The documents also include personal letters, such as letters to Luetkens' future wife Ilsabe Engelhardt. It's "an absolute privilege", Haasis says, to be able to conduct research on such unique documents. Especially since many of them remained untouched for so long. For the conservators, archivists and photographers in London as well as the team in Oldenburg, preserving the documents in their original historical state is a key priority.

Anyone who will read Luetkens’ digitized letters in the Prize Papers online portal in the future will also find long-winded, at times pompous-sounding declarations of love, which Haasis’ analysis revealed to be set phrases taken from the letter-writing manuals popular at the time.
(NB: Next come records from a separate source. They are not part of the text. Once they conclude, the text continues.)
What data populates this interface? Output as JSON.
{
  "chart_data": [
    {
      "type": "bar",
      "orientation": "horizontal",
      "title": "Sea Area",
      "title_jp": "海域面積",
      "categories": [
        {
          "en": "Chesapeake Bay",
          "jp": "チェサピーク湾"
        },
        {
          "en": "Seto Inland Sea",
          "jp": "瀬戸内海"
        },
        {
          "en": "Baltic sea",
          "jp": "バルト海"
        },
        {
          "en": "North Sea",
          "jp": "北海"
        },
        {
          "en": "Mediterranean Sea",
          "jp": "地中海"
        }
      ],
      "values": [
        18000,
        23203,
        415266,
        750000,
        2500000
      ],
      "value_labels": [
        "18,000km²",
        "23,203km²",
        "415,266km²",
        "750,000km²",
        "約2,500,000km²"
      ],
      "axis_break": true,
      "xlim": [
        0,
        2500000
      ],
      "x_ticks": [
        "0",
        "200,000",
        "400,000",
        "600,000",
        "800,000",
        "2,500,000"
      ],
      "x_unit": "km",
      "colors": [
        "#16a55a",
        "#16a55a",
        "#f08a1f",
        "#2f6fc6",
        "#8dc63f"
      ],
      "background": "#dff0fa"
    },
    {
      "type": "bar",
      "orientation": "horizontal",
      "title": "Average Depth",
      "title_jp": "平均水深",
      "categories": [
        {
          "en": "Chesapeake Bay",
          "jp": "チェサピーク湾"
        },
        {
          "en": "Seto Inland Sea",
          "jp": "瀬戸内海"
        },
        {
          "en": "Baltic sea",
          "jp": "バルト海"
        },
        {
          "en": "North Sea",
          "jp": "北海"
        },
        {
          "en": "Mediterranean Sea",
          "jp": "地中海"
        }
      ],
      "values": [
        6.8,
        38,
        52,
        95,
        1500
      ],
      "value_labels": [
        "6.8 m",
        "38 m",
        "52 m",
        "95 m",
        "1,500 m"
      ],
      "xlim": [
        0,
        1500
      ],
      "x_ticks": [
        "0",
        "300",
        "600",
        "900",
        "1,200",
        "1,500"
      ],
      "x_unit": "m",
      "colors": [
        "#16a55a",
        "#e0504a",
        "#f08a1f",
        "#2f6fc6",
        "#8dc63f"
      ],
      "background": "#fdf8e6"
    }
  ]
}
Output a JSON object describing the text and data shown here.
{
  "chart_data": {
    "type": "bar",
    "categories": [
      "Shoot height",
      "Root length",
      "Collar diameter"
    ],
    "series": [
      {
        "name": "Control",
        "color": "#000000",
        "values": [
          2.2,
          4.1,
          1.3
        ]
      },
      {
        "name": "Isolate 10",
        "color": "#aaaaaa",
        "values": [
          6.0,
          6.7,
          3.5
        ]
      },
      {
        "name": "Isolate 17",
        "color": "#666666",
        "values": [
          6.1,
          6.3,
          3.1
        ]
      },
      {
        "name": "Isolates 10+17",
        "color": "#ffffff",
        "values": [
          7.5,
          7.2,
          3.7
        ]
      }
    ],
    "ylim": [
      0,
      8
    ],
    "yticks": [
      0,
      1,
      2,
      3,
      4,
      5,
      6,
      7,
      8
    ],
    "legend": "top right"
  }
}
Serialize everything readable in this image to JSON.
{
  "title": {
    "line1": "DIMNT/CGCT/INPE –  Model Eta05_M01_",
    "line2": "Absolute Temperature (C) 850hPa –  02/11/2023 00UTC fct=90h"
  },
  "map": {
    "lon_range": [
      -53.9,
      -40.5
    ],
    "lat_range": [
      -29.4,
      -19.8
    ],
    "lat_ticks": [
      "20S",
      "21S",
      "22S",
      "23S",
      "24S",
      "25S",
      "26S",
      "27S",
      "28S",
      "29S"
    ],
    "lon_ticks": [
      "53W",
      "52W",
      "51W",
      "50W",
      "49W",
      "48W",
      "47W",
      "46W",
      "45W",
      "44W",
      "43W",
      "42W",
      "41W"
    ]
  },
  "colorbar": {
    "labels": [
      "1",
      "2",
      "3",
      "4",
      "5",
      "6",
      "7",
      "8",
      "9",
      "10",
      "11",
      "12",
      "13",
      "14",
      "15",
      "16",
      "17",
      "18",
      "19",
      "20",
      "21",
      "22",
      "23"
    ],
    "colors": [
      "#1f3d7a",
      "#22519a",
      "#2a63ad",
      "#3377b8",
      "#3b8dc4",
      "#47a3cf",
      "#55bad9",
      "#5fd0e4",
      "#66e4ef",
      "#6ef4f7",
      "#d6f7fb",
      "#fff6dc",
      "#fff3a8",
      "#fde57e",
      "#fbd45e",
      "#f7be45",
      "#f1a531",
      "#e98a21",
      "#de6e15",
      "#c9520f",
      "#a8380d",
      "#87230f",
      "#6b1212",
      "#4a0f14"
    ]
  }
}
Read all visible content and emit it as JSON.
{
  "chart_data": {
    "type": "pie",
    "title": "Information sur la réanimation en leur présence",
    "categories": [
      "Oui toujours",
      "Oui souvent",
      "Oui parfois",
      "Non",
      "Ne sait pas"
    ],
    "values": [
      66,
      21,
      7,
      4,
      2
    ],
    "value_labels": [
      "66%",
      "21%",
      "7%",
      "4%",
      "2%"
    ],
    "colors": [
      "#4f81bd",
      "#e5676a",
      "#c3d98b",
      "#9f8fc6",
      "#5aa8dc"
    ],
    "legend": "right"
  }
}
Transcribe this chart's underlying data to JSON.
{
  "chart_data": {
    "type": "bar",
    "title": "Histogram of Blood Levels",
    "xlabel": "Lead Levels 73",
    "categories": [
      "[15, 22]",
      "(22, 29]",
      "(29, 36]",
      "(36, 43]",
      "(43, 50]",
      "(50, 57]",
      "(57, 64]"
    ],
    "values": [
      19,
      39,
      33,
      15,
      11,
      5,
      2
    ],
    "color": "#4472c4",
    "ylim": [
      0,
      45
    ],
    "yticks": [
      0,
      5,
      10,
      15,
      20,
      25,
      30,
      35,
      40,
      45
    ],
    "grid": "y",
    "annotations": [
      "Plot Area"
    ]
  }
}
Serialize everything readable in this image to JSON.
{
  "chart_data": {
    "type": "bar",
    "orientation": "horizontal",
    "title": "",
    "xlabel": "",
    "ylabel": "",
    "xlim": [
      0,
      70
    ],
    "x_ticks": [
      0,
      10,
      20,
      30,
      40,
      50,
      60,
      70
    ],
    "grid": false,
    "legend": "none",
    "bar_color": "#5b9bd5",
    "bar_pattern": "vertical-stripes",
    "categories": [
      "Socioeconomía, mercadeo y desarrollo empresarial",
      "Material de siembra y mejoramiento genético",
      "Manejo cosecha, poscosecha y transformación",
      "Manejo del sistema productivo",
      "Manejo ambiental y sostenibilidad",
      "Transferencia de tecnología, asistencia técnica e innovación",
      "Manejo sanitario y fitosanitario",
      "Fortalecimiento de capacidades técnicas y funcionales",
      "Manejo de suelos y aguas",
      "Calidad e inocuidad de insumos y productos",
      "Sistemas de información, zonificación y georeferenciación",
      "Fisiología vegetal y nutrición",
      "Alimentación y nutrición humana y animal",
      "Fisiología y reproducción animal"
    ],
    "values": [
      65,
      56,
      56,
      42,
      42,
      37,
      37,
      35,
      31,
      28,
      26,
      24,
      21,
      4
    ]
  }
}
At the end of 1744, Luetkens sent jewellery and other such "trifles" to his "most beloved" to console her for his having to extend his journey. The collection also includes letters securing the financing of business deals or assuring a ship's crew that he would pay a ransom if they were captured in the Mediterranean Sea by privateers of the Ottoman Empire. "The letters spoke, indeed acted on behalf of their author," says Haasis. On May 5, 1744, Luetkens penned the following lines to his brother Anton:  

Since (...) the turmoil of war has given some people reservations about loading cargo onto our ships (...), I had the idea that you should become a citizen (...). Then I would sell you a share in the ships so that you could swear in good conscience (...) that they belong to you.“

Being in France, which was at war with England, Luetkens had decided to use his brother as a straw man so that his ships could sail under the neutral flag of Hamburg and thus avoid being captured as "prizes". However, at least in the case of the Hoffnung, this strategy failed.

But despite such setbacks, Nicolaus Gottlieb Luetkens succeeded in founding his own merchant house in Hamburg, married his fiancé in 1745, and even went on to become a senator of the Hanseatic City. His Beletage – the luxury entrance hall of his villa with its French gilt furniture – can still be admired today in the Museum für Kunst und Gewerbe, the museum of arts and crafts, in Hamburg.